Is this such a God that is so vengeful that anyone, however good and decent in heart, will be condemned to hell, just because they would not say "I love you" to this God? Where had my dad gone after his death? Does anyone really know he's in heaven now? Yes, it's an act of faith for those who firmly believe that he is. For me who is still mourning for his death, I can't feel it, I don't feel it. I just know he's gone. For what's worth, he's gone with his last breath of life. 

I heard it somewhere that "whatever helps you sleep better at night", you'll buy it. Right about this moment, that's how I feel about organized religion and all the preaching and urging from my family, that I need to repent, that I need to baptize ASAP before some true hell strikes me, that when there's good fortune it's God's blessing, that when there's hardship it's God's tests on our faith. 

But is it really? Or, is it just some good luck, bad luck? And that when we die, we die, and there's that. 

All these, is not to say that having loving and caring community and familial support is not a nice thing, because it is. But I simply can't take it or feel it anymore. Right about now, I feel drifting away from the increasing piety of my family. I'm supposed to feel bad about it, but somehow I don't feel it. 

Maybe tomorrow I'll die of some unknown cause, and the world will not miss a beat, whatever good (or bad) I'm done.
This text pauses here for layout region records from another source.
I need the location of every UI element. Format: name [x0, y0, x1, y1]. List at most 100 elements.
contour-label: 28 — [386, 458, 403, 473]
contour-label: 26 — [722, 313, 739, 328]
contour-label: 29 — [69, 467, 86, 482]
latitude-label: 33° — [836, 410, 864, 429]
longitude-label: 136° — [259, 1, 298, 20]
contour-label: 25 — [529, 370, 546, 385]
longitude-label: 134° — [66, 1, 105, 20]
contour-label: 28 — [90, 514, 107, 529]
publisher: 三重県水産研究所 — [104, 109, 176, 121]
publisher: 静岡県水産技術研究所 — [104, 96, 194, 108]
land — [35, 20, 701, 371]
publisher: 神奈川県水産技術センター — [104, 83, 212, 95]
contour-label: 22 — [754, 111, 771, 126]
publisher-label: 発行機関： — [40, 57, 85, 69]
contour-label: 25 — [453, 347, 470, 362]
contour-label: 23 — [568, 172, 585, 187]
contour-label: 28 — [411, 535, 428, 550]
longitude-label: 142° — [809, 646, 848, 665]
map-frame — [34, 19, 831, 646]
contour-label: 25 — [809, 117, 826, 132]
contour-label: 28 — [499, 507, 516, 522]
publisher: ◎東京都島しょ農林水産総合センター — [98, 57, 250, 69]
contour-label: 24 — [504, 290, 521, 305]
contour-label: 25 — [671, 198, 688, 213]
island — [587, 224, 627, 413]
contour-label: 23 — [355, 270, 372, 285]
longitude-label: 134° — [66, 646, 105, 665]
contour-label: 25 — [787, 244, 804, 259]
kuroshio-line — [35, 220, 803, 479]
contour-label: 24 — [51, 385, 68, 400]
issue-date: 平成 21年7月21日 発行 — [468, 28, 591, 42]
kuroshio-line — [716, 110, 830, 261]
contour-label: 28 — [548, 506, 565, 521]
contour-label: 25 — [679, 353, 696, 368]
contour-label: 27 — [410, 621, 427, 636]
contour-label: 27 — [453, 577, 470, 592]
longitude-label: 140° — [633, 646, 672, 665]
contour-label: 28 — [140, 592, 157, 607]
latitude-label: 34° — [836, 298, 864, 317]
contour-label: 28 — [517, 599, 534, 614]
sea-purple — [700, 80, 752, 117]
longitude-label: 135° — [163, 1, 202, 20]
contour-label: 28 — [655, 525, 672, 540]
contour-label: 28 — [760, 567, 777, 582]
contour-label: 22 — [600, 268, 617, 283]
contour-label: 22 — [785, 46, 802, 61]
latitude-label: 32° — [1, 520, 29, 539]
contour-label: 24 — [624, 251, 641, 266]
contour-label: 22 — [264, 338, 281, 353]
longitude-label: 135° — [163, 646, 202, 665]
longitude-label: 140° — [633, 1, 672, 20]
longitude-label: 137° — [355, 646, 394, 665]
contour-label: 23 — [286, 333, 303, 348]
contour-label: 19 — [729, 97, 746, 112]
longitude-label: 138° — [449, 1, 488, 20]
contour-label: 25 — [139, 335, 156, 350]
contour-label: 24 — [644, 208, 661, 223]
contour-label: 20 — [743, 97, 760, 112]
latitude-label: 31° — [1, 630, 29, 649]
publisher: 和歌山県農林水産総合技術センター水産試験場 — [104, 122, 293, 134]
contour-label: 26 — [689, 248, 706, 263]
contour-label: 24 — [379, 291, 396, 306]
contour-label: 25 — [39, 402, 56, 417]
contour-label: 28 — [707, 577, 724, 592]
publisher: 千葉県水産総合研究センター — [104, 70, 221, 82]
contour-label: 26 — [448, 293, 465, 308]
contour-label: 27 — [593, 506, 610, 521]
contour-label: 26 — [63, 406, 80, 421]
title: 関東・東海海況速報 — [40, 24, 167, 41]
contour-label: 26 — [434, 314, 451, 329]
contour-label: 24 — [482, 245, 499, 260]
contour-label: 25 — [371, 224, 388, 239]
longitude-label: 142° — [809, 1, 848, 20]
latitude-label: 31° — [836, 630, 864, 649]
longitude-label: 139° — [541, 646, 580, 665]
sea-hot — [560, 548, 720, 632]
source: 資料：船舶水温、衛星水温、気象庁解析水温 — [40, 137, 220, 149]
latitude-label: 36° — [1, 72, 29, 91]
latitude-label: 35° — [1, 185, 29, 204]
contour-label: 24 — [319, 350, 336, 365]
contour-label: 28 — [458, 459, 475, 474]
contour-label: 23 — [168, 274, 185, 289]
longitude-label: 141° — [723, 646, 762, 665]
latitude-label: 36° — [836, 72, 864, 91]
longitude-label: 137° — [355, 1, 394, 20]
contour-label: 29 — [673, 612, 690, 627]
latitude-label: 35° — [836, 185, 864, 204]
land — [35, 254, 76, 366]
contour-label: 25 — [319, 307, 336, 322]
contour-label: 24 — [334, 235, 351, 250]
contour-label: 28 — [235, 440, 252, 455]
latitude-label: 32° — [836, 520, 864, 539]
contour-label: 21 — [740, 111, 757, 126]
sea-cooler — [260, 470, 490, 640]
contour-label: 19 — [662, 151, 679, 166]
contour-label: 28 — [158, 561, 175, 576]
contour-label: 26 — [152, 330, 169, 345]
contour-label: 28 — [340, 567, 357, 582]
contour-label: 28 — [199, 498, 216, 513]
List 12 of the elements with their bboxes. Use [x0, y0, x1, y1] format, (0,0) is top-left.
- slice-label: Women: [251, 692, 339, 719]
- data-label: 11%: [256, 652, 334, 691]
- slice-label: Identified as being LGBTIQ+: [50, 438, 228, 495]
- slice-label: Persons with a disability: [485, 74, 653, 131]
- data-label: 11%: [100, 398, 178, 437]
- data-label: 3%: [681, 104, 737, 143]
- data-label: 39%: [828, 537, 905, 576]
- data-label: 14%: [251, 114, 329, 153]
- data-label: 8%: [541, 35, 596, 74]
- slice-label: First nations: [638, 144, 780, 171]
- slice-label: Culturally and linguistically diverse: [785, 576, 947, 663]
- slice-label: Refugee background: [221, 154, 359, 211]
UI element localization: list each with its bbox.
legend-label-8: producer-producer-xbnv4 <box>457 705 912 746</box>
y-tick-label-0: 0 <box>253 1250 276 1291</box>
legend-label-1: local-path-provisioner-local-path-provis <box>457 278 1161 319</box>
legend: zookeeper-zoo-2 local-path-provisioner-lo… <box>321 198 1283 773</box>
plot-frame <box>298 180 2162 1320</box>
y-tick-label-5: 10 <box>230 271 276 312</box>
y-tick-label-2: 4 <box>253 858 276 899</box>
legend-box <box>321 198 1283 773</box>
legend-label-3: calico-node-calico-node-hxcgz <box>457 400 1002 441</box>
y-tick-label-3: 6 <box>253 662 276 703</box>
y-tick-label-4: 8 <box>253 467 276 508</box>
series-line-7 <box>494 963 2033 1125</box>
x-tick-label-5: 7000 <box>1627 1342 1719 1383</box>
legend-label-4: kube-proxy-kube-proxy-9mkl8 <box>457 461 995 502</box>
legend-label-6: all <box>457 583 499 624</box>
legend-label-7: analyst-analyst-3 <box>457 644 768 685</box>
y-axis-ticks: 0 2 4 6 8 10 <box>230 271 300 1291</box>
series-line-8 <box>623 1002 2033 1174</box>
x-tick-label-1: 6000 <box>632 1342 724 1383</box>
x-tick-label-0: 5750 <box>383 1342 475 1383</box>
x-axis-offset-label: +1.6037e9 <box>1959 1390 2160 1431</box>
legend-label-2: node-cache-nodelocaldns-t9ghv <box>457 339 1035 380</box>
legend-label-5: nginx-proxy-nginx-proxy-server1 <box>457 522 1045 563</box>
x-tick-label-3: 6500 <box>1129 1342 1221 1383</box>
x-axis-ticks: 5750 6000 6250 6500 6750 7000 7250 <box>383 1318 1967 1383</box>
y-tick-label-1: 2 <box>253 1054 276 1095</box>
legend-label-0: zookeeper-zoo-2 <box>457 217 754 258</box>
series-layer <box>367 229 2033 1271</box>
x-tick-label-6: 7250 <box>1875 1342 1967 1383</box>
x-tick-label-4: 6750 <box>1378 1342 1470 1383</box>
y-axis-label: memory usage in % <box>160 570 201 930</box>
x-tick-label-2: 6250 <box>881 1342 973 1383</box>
It'll just move on, the earth will continue to revolve around the Sun until maybe some million years later when the Sun implodes, taking with it the earth and all the planets around it. That is, if humans won't self-implode and destroy the planet earth sooner than that. Along the way, people would continue to preach apocalypse, and the end of the world, and Jesus will come again.

Right about now, my family tells me I should be running scared, but I don't feel it. Maybe I'm not blessed that way, but I don't really care. Or, is it another way to say, to hell with it? You tell me.